In 2017, Thompson played for the Binghamton Rumble Ponies of the Double-A Eastern League, where he posted a .263 batting average with 16 home runs and 68 RBI in 133 games. He played in only 25 games in 2018 due to injury. In 2019, Thompson split the year between Double-A Binghamton and the Triple-A Syracuse Mets, slashing .217/.290/.348 with 9 home runs and 45 RBI in 123 combined games.

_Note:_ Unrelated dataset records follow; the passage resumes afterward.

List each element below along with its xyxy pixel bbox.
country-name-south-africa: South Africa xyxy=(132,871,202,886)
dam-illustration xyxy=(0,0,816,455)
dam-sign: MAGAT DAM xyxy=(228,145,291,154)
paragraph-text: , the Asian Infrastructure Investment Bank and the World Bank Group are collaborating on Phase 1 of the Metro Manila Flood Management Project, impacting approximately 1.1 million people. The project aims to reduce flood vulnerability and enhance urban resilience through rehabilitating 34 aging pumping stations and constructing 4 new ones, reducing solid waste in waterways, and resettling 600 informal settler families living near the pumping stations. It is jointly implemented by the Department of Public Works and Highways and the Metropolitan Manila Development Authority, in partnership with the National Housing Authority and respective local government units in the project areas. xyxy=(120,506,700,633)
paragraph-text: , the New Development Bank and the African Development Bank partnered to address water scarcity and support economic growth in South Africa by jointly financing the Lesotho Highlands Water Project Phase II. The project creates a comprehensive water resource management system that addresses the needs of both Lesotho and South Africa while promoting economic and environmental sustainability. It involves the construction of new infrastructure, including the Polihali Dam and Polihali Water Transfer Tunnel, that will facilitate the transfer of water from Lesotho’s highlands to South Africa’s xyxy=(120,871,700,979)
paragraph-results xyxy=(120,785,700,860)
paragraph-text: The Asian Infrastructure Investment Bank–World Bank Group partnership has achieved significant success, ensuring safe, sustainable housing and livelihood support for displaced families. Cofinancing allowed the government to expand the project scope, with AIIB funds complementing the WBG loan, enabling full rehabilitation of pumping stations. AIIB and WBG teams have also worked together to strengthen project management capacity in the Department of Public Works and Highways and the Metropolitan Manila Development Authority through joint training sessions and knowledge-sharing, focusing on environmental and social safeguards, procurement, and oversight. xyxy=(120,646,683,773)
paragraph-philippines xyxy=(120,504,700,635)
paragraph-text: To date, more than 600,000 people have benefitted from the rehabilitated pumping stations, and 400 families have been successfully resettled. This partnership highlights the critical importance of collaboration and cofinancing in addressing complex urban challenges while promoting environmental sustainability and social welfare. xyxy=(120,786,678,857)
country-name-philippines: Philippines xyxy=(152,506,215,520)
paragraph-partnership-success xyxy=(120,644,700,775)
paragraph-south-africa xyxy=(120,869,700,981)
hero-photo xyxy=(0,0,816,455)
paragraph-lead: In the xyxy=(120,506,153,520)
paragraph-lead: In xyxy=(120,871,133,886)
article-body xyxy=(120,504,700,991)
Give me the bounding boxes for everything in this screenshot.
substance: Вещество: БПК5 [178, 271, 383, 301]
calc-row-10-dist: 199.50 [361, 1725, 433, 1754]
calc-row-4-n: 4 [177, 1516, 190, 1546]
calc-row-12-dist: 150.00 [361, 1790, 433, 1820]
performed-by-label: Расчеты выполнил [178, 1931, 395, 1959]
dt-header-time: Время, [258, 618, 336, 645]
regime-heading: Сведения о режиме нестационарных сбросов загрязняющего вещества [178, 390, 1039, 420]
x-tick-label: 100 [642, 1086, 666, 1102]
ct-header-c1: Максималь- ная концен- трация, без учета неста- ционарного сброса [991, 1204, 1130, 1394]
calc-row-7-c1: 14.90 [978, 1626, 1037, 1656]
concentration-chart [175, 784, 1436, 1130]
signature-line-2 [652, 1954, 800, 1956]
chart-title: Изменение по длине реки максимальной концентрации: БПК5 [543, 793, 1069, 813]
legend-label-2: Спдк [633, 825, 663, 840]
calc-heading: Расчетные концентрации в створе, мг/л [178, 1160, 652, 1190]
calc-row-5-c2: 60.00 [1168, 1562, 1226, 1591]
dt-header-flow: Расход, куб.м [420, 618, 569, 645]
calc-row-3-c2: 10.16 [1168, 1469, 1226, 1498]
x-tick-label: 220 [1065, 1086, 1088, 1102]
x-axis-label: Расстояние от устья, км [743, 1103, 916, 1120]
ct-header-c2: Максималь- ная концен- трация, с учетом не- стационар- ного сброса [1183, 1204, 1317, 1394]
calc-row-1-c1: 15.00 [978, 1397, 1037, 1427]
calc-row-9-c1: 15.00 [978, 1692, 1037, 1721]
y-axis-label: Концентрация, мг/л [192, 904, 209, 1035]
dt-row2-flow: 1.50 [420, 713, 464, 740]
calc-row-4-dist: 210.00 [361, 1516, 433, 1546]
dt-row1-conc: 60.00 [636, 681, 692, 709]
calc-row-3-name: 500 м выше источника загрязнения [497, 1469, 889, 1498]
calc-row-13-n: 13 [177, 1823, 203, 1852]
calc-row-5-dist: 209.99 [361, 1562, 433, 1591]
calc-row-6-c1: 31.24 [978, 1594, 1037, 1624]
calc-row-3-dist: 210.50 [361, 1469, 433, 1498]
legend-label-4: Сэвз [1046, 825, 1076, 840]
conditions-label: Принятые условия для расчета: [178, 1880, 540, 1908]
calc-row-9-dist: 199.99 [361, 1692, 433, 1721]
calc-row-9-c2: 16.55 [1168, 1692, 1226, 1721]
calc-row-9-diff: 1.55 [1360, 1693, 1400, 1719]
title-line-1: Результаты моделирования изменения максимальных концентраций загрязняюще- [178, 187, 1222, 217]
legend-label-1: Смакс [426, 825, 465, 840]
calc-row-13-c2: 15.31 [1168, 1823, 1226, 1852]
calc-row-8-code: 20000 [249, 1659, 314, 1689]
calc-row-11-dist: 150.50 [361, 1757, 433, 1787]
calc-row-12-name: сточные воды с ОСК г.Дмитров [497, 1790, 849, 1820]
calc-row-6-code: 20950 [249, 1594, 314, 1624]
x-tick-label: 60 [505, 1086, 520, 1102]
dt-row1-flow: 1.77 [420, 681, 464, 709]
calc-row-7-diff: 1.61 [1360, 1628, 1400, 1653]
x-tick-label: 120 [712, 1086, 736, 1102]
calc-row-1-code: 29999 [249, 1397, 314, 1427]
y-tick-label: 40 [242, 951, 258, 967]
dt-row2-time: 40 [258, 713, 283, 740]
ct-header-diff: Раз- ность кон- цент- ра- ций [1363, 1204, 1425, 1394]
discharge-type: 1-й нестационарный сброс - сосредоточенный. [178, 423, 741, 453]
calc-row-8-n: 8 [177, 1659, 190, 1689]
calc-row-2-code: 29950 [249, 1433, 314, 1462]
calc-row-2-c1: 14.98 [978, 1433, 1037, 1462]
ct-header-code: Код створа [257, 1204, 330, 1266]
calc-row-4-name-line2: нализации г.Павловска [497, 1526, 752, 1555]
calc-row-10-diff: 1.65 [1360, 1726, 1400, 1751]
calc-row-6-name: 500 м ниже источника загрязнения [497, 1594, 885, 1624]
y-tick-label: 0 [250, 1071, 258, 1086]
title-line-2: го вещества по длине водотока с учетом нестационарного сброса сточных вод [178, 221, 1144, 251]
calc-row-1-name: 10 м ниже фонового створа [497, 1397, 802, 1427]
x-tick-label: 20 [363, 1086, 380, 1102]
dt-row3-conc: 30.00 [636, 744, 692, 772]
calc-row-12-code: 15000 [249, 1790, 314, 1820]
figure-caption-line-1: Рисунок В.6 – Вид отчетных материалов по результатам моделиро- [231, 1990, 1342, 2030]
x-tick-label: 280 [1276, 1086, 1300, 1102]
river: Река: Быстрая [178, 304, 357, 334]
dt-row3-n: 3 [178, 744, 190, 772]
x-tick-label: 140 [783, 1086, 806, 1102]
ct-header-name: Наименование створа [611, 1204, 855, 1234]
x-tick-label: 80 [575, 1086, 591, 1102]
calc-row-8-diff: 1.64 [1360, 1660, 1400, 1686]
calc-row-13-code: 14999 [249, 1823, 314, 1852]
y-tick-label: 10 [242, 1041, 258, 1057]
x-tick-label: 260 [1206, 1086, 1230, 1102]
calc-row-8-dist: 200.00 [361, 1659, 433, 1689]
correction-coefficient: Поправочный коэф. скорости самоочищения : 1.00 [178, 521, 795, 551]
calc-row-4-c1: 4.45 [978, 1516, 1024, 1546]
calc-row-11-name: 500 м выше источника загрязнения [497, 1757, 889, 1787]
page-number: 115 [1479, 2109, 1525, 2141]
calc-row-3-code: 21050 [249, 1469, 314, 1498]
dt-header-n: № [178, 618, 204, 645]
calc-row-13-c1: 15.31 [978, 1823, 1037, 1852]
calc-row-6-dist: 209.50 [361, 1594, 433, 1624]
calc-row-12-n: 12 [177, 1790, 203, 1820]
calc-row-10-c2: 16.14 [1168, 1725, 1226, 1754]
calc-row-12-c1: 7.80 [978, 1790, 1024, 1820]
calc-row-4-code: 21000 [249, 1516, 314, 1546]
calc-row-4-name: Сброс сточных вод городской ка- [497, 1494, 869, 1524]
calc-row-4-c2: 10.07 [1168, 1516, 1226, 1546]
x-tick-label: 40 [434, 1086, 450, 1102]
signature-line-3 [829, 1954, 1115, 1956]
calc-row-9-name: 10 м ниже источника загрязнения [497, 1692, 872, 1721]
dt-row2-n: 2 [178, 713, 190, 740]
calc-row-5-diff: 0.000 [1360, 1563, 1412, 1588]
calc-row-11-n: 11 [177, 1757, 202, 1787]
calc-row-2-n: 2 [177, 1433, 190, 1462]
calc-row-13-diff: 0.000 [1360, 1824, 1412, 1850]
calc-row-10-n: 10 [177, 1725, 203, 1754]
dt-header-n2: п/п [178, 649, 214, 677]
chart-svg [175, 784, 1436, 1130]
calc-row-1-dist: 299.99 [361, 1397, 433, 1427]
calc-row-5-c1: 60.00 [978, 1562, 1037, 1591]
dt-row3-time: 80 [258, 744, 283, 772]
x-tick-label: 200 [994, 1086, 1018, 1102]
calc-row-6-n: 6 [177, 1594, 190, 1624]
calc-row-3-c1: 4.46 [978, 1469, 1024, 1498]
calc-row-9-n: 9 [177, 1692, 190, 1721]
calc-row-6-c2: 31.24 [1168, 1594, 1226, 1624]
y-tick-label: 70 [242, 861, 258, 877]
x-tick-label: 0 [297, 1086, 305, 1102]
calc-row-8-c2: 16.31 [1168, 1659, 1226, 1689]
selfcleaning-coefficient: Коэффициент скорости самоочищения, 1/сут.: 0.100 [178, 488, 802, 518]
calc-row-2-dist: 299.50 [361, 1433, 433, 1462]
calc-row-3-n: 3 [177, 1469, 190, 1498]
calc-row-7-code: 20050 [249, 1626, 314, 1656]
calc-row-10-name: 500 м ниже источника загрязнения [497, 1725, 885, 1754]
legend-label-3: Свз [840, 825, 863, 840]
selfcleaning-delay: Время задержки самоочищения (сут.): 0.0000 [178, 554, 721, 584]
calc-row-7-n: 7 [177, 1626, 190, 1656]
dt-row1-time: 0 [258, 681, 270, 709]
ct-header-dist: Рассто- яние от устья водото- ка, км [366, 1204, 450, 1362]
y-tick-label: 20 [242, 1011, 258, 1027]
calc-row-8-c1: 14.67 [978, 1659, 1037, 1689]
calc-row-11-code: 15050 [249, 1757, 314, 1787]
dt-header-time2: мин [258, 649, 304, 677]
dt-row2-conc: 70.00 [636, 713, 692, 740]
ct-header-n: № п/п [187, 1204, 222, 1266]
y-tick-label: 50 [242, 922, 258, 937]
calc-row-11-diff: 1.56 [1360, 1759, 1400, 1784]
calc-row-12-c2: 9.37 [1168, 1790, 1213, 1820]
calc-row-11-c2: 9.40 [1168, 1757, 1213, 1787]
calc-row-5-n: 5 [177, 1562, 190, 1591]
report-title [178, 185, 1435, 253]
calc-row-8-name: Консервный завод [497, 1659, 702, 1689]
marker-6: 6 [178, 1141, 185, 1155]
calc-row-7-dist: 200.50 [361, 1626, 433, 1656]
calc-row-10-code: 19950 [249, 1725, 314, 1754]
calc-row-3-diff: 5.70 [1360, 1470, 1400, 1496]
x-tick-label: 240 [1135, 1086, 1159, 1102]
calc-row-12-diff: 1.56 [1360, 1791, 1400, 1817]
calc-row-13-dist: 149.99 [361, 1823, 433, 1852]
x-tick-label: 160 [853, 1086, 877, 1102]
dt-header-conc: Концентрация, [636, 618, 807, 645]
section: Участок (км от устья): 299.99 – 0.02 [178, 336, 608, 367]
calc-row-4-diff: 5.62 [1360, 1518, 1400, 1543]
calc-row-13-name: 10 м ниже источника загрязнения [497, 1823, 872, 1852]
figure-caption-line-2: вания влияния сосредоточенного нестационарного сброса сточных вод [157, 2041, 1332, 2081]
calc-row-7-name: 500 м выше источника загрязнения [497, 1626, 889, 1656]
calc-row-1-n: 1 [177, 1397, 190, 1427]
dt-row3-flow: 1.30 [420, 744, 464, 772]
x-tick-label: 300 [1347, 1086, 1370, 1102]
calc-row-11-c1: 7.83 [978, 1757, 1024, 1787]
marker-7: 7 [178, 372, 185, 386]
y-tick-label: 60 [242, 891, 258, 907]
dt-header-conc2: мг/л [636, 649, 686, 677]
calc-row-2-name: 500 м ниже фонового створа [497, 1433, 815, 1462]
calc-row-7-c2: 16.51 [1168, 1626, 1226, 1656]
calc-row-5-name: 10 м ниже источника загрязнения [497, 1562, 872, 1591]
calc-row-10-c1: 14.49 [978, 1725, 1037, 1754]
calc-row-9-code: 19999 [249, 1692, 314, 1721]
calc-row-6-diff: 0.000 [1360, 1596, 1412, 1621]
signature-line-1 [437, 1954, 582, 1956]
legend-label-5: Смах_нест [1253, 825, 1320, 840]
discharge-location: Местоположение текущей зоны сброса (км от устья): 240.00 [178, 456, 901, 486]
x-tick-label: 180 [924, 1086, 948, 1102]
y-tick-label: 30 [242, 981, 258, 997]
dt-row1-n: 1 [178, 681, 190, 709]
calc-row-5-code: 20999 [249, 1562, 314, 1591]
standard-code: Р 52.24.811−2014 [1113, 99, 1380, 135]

Thompson did not play in a game in 2020 due to the cancellation of the minor league season because of the COVID-19 pandemic. In 2021, he spent the majority of the year with Triple-A Syracuse, batting .228/.329/.470 with 13 home runs, 39 RBI, and 10 stolen bases in 67 games. He elected free agency following the season on November 7, 2021.

===Kansas City Monarchs===
On March 28, 2022, Thompson signed with the Kansas City Monarchs of the American Association of Professional Baseball. Thompson played in 73 games for the Monarchs, hitting .346/.432/.636 with 19 home runs, 63 RBI, and 15 stolen bases. He was named an All-Star for the team in 2022. On April 6, 2023, Thompson was released by the Monarchs.